Ein Annäherungsversuch des österreichischen Bundeslandes Tirol an die vereisten Grenzen der Nachbarländer? Wohl kaum, denn im gleichen Atemzug sprachen Platter und seine Stellvertreterin Ingrid Felipe von Verschärfungen bestehender Verbote und Verordnungen: "Wenn einem – insbesondere durch die Bayern – ständig nur die kalte Schulter gezeigt wird, ohne auch nur das geringste Zugeständnis durchblicken zu lassen, dann braucht man sich eben nicht wundern, dass Tirol diesem Treiben nicht länger zuschauen wird!", äußert Platter gegenüber der Tiroler Tageszeitung.

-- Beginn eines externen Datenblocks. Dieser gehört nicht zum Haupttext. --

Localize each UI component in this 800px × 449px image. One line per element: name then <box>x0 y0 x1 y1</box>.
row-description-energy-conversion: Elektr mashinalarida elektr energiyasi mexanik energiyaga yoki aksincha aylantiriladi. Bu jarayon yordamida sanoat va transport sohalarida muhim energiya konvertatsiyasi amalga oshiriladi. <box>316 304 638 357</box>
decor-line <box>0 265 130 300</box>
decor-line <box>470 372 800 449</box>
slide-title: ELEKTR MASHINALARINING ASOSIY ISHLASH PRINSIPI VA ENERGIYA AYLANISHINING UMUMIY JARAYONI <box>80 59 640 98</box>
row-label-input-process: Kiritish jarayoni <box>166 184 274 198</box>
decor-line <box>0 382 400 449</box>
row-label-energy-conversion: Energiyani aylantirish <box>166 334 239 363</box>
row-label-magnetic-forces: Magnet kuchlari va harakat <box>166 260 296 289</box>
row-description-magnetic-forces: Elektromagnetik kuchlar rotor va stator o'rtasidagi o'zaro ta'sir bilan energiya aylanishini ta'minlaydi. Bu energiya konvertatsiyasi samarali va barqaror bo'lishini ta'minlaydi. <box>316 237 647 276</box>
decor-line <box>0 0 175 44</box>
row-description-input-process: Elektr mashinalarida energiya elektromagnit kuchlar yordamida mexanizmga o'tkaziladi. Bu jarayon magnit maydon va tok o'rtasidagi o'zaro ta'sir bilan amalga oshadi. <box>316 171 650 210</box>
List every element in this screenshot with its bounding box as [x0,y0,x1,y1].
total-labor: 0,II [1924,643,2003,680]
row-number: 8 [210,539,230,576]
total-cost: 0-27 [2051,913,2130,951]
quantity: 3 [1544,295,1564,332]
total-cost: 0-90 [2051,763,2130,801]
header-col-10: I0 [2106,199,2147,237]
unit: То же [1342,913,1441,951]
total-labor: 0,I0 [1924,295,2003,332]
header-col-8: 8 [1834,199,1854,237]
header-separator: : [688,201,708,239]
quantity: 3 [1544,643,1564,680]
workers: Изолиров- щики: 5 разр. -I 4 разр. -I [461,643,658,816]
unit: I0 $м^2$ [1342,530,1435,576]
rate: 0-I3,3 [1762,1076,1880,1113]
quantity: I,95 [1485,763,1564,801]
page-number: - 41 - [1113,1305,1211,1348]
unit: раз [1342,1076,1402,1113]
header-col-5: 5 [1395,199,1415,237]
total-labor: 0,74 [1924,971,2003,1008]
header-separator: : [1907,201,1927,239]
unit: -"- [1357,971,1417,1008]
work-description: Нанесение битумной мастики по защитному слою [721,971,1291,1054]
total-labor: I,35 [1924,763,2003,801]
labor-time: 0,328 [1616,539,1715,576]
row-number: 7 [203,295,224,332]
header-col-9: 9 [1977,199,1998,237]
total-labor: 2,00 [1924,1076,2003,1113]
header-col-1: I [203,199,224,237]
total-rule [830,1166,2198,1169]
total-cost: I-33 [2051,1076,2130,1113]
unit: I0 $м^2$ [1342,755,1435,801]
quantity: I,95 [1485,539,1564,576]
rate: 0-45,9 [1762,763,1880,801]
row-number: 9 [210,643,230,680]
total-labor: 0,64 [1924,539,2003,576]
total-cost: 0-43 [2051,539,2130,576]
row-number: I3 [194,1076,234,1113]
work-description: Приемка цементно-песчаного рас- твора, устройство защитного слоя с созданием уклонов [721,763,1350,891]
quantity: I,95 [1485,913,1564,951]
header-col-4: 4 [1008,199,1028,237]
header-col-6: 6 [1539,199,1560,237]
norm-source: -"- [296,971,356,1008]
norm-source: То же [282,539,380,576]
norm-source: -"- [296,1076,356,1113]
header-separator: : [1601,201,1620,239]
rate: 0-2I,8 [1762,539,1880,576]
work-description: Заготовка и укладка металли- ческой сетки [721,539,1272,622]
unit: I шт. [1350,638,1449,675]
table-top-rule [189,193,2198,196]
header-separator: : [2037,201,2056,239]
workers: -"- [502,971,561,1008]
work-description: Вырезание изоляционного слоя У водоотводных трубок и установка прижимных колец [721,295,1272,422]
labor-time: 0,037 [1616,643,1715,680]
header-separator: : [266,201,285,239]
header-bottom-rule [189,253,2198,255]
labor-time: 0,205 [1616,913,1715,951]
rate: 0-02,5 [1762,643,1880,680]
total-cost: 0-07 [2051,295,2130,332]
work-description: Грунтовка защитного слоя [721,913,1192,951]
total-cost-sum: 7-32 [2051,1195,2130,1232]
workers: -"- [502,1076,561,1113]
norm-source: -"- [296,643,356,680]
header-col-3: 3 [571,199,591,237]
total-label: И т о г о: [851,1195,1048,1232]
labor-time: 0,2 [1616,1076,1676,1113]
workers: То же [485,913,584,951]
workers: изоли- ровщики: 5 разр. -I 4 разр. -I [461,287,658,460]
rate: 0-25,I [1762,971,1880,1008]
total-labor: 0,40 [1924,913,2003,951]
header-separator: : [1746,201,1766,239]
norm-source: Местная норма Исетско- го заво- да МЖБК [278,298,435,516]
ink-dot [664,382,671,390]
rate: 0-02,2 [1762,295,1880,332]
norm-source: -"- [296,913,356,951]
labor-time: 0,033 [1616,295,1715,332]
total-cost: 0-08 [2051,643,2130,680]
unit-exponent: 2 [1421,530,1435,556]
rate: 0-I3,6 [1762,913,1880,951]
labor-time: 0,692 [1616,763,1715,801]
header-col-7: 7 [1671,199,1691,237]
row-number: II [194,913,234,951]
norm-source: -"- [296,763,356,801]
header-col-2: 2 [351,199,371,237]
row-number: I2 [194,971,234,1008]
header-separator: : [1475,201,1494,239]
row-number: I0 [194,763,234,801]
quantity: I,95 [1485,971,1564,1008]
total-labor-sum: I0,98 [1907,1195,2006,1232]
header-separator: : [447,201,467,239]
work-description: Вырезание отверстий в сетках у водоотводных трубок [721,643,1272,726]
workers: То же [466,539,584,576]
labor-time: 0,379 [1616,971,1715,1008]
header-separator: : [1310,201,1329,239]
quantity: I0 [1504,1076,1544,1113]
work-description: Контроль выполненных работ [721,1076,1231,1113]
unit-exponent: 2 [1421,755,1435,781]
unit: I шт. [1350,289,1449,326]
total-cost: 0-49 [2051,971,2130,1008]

Schärfere Regelungen beim sektoralen Fahrverbot und beim Nachtfahrverbot sollen bis zur ersten Sitzung des Landtages im Herbst, also am 3. Oktober, beschlussreif vorliegen, so die Tiroler Tageszeitung weiter. Auch die bisher verschont gebliebenen Euro-6-Lkw sollen dann in die neuen Verbotsregelungen mit aufgenommen werden.

Erst vor wenigen Tagen zeigte sich beim Brenner-Gipfel, wie groß die Diskrepanzen der drei Länder Deutschland, Österreich und Italien beim Thema Blockabfertigung sind. Besonders die Absage des deutschen Bundesverkehrsministers Scheuer, am Gipfel teilzunehmen, sorgte für Aufregung. Tirol sei an einer kurzfristigen Lösung der Verkehrssituation an der deutsch-österreichischen Grenze nicht interessiert, so hätte eine Teilnahme keinen Sinn ergeben, rechtfertigt Scheuer sein Fernbleiben. Im Mai trieb es das Land Tirol auf die Spitze mit vier Lkw-Blockabfertigungen in einer Woche. Es bleibt zu hoffen, dass das ab Herbst nicht zur Regelmäßigkeit wird.